"Kidding Ourselves" about Consumer Directed Health Care Strategies
I know she's not a household name -- but Katherine Swartz, Professor at the Harvard School of Public Health, is one of the smartest thinkers around on the flaws and
weaknesses of the current health cost strategy of "consumer directed health care" (aka -- "faith based health insurance" ... you have to pray you don't get sick.) Here's the conclusion to Katherine's new article in the journal, Inquiry:
"There is no question we need to slow the growth in health care spending to have monies for priorities beyond health. Relying on a strategy of consumer-driven health care implies that a focus on “small ticket” items will achieve that. However, this is only true if people seek medical care less often. The trouble with this strategy is it also increases the likelihood that people will not visit physicians who might catch “unseen” health problems that often lead to high-priced medical care if left unchecked. Hypertension, high cholesterol levels, even creeping weight gains all come to mind."
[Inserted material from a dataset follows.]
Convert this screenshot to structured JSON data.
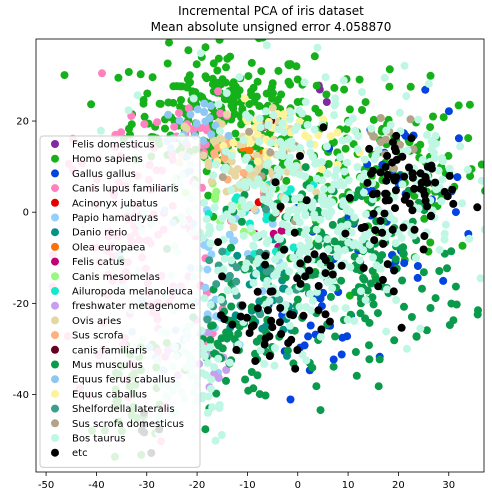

"Since the vast majority of health care spending goes for a tenth of us, a much greater gain may be found in refocusing on health problems that cause high expenditures. Being overweight or obese, for example, greatly increases a person's chances of developing diabetes, which raises the odds for stroke, kidney problems, vision loss, and circulatory problems. All these contribute to high spending. Community or statewide efforts to publicize the dangers and costs of such problems—akin to what has been done over the past 40 years to reduce smoking, and has been supported by insurers, employers, and governments—might do more, at less cost, to reduce avoidable medical spending."
"Ultimately, we have to confront the fact that much of what drives health care spending is out of consumers' hands. When people become ill, the costs of their care quickly climb beyond today's high-deductible levels. Consumer-driven health care is not going to curb spending for these people. We're kidding ourselves if we think otherwise."